Rishi Sunak yesterday said he had ‘no interest’ in a new returns agreement with Dublin given that France will not accept migrants who cross the Channel to England in dinghies.
He added that he was not pursuing a wider deal with the European Union either, despite his Foreign Secretary Lord Cameron claiming last week that it was easier to deal with illegal immigration before Brexit.
The PM’s tough words came after Irish ministers claimed migrants fearful of being deported to Africa under the UK’s new law are seeking sanctuary in Ireland instead.
They said as many as 80 per cent of its asylum claims this year have been made by people crossing from Northern Ireland.
The Irish government is also introducing legislation this week to declare that Britain is a safe country for asylum seekers to be sent back to after a High Court judgment struck down a previous agreement.

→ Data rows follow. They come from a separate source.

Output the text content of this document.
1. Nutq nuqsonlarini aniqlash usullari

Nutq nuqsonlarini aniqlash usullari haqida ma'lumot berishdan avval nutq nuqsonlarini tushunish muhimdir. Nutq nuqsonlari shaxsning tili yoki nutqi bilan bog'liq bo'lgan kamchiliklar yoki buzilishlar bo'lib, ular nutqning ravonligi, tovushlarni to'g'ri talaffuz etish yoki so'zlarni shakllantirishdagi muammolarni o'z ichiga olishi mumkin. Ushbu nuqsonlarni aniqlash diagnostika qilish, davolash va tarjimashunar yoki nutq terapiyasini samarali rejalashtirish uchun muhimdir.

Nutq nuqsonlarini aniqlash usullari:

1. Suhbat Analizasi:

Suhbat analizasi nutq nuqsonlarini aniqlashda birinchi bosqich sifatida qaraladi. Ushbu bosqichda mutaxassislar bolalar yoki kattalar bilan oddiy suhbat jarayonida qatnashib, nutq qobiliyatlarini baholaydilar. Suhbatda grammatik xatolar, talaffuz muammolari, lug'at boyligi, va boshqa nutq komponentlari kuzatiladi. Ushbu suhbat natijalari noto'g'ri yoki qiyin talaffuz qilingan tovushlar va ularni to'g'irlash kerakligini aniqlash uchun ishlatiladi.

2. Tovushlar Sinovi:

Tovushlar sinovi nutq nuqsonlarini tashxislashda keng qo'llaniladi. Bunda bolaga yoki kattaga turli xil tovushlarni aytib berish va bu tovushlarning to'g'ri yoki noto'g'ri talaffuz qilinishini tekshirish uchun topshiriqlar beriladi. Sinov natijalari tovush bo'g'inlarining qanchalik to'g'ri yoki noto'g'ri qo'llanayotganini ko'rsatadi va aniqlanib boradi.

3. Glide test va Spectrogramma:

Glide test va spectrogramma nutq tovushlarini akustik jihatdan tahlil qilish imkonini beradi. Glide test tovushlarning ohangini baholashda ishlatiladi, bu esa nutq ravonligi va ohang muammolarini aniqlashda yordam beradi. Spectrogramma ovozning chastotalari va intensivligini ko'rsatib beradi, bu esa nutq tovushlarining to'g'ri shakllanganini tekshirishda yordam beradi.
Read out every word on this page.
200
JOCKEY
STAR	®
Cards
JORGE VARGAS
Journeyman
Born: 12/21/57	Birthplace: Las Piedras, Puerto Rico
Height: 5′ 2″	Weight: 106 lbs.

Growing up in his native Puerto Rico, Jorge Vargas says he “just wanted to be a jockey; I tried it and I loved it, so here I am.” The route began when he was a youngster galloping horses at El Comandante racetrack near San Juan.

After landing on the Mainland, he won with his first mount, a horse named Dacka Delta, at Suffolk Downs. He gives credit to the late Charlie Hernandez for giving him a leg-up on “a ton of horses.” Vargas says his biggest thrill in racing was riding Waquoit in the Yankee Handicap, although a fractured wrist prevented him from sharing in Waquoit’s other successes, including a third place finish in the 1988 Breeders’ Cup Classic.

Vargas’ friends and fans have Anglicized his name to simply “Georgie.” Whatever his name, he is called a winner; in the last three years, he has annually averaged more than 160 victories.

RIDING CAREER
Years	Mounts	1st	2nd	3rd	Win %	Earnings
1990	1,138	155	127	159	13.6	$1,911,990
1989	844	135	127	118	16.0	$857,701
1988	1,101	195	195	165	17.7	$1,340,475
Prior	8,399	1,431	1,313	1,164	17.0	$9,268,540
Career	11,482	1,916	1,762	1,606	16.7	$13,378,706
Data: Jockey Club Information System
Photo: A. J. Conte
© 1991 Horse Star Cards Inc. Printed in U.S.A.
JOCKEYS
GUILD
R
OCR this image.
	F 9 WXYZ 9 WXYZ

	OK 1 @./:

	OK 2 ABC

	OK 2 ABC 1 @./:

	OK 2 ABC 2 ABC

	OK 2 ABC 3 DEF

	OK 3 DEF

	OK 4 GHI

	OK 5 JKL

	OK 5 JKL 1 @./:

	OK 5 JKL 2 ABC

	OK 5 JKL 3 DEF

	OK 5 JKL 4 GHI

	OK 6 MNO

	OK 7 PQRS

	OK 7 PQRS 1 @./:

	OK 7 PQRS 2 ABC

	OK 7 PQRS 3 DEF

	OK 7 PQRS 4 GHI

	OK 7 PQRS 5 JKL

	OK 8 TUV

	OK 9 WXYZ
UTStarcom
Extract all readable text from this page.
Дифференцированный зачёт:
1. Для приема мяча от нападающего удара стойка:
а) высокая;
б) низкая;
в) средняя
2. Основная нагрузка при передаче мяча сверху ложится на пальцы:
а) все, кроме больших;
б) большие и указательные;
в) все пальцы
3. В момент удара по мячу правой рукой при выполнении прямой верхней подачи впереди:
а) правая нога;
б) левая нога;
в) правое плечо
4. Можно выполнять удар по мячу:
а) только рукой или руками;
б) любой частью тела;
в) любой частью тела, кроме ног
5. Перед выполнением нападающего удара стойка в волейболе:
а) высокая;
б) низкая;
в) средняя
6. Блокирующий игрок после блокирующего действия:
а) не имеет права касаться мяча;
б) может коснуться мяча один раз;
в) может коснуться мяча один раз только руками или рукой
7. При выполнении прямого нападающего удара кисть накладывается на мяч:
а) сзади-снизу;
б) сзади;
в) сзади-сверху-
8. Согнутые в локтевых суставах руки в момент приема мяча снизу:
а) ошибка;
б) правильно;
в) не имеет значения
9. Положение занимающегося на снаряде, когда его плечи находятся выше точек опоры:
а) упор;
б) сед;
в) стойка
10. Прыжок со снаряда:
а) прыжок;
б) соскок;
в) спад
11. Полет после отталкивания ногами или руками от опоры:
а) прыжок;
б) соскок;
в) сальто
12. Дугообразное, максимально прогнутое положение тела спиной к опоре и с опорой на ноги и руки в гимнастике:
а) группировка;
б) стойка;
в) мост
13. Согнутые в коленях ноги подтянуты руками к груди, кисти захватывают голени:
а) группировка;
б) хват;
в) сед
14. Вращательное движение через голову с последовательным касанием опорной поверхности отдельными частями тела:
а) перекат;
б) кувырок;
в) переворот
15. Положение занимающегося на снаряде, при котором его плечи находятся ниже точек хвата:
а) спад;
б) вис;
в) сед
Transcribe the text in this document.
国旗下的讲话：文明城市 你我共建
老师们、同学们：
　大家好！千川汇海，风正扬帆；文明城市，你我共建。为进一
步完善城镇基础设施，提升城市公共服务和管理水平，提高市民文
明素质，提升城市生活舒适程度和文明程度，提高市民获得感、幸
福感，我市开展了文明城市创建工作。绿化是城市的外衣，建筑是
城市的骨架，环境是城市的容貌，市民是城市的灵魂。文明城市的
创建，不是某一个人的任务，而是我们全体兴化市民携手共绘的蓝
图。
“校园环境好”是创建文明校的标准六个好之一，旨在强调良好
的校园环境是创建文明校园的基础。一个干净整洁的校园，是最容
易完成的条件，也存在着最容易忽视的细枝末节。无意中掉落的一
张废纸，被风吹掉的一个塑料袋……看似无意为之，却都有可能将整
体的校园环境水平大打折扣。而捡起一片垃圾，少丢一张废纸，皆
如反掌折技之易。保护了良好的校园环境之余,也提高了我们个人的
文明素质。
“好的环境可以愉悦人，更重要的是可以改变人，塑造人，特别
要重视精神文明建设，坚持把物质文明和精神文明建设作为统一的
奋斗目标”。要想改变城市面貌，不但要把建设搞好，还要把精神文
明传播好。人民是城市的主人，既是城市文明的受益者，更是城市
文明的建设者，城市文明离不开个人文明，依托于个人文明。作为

Meanwhile new images revealed a ‘tent city’ of homeless migrants near the International Protection Office in Dublin, which deals with refugee claims, in a sign of the scale of the challenge facing the Irish government.
Asked by ITV News if he could get a returns scheme with Ireland, Mr Sunak insisted: ‘I’m not interested in that.
‘ We’re not going to accept returns from the EU via Ireland when the EU doesn’t accept returns back to France where illegal
migrants are coming from. Of course we’re not going to do that. I’m determined to get our Rwanda scheme up and running because I want a deterrent.’
Asked if there were any negotiations being held with Brussels, he said: ‘No, no, no, no. I’m focused squarely on getting our Rwanda scheme up and running. I want
the deterrent, which will say that if you come to our country illegally, you will not be able to stay and you will be removed to your own country if it’s safe or Rwanda.’
The Prime Minister’s official spokesman told reporters: ‘Even if Ireland was to pass legislation, it is up to the UK Government to
decide who we do and don’t accept into the country. Clearly, we aren’t going to start accepting returns from the EU just as the EU doesn’t accept asylum returns from the UK to France.’
The row overshadowed a meeting yesterday of the British-Irish Intergovernmental Conference in London between Northern Ireland Secretary Chris Heaton-Harris and Ireland’s deputy prime minister Micheal Martin.
At a press conference afterwards, Mr Heaton-Harris insisted the UK Government did not want to ‘upset our relationship with Ireland’ over asylum seekers.
He added Britain was committed to protecting the integrity of the Common Travel Area, the long-standing arrangement that allows British and Irish citizens to move between the two countries.
Asked if he had anticipated the effect of the Rwanda plan on the Irish border, Mr Heaton-Harris said: ‘It was always going to be the case, we believed as a government, that our Rwanda policy would act as a deterrent for people coming to this country illegally.’
But he admitted: ‘I think we are slightly surprised this manifested itself so quickly after the Act became law.’ Mr Heaton-Harris also said he was ‘comfortable’ with the Irish government’s new legislation, saying it simply resets a ‘glitch’ in its law.
Mr Martin was asked for evidence to back up the claim made by Irish justice minister Helen McEntee that the proportion of asylum seekers coming from Northern Ireland was ‘higher than 80 per cent’.
He said: ‘It’s not statistical, it’s not a database or evidence base, but it is very clear from the presentations of migrants that there’s a change in the nature of where migrants have come from.’